In the movies, planning the wedding becomes the ultimate test in the couple's relationship, and the catalyst that prompts the bride to "find herself." She gets plastered ("Bride Wars"), she spins insane lies ("Sweet Home Alabama"), she throws punches ("My Best Friend's Wedding").
If the groom can embrace the bride's edgy behavior ("My Big Fat Greek Wedding," "Runaway Bride"), that means that he can embrace her. But if the groom doesn't embrace her newfound spunk ("The Wedding Singer," "Wedding Crashers"), then she'll end up with a different, more awesome guy who does.
Either way, the wedding movie provides "cultural comfort food," Horwitz says, because everyone ends up happily ever after one way or another, like that tiny couple atop the cake.
* * *
It's all so different from the wedding in "Rachel Getting Married," which was released in October.
Coincidentally, that movie also stars Hathaway. In "Rachel," she played Kym, a drug addict on leave from rehab to perform maid-of-honor duties at her sister's wedding. Hathaway's performance has generated Oscar buzz, but anyone who saw the movie knows the real star (besides pain) was the wedding. Its preparations, from tent erection to desiccated cake, served as the backdrop to the action.

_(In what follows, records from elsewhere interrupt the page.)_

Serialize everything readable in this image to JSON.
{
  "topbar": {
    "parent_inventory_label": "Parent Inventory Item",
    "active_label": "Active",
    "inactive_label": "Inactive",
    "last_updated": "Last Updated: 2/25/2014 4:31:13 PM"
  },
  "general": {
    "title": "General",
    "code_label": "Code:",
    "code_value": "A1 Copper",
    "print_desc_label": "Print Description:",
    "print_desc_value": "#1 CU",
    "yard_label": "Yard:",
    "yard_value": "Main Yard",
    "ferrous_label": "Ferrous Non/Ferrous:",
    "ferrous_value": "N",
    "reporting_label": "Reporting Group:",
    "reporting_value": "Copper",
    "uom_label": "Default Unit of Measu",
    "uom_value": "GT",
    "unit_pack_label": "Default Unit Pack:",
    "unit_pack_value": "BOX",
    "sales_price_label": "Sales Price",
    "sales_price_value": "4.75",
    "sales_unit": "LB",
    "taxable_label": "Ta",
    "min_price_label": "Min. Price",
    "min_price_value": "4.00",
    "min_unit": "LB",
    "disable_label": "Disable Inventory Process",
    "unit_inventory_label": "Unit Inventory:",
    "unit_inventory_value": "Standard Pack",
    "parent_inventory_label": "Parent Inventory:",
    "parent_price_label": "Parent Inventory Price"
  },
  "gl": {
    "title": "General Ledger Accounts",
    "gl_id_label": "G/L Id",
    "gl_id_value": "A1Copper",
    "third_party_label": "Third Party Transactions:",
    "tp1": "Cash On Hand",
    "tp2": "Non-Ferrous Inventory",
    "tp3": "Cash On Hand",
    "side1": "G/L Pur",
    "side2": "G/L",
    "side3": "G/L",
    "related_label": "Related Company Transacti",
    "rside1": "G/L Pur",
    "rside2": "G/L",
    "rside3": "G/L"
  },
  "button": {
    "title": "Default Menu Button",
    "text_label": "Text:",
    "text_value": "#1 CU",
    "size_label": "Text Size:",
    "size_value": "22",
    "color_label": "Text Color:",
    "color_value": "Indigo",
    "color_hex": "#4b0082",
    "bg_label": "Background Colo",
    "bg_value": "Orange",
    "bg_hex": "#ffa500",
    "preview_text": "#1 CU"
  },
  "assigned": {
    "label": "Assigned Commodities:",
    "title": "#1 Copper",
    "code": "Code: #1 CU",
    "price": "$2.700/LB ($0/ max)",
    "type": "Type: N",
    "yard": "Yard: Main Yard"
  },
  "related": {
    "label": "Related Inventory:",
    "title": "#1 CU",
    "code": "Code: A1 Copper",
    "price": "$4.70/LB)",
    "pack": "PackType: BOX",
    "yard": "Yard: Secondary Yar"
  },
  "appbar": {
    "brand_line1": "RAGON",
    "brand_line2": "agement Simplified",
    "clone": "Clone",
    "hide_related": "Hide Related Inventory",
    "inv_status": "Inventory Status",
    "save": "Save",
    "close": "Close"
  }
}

What a wedding it was: The wedding march was played on electric guitar, the (non-Indian) bride and bridesmaids wore saris, the guests participated in an atonal chant during the processional. And this was all before the Carnival dancers showed up for the reception.
The effect was jarring. Well, the whole movie was jarring -- but it was made even more jarring by the fact that all our wedding expectations were AWOL. Where was the catfight? Where was the Chicken Dance? Where was the bridezilla, forcing her 27 bridesmaids into mutton-sleeved chartreuse?
Of course, "Rachel Getting Married," despite its title and its rehearsal dinner, was not a wedding movie. Not by any stretch. Not because of the saris (Hello, "Monsoon Wedding"!), but because there was never any doubt that Rachel and Sidney would get married. The torment in that movie was family trauma, and not the madcap kind, but the kind that really can capsize happily ever after.
In other words, it was like real life.
Which is so not what we want from a wedding movie.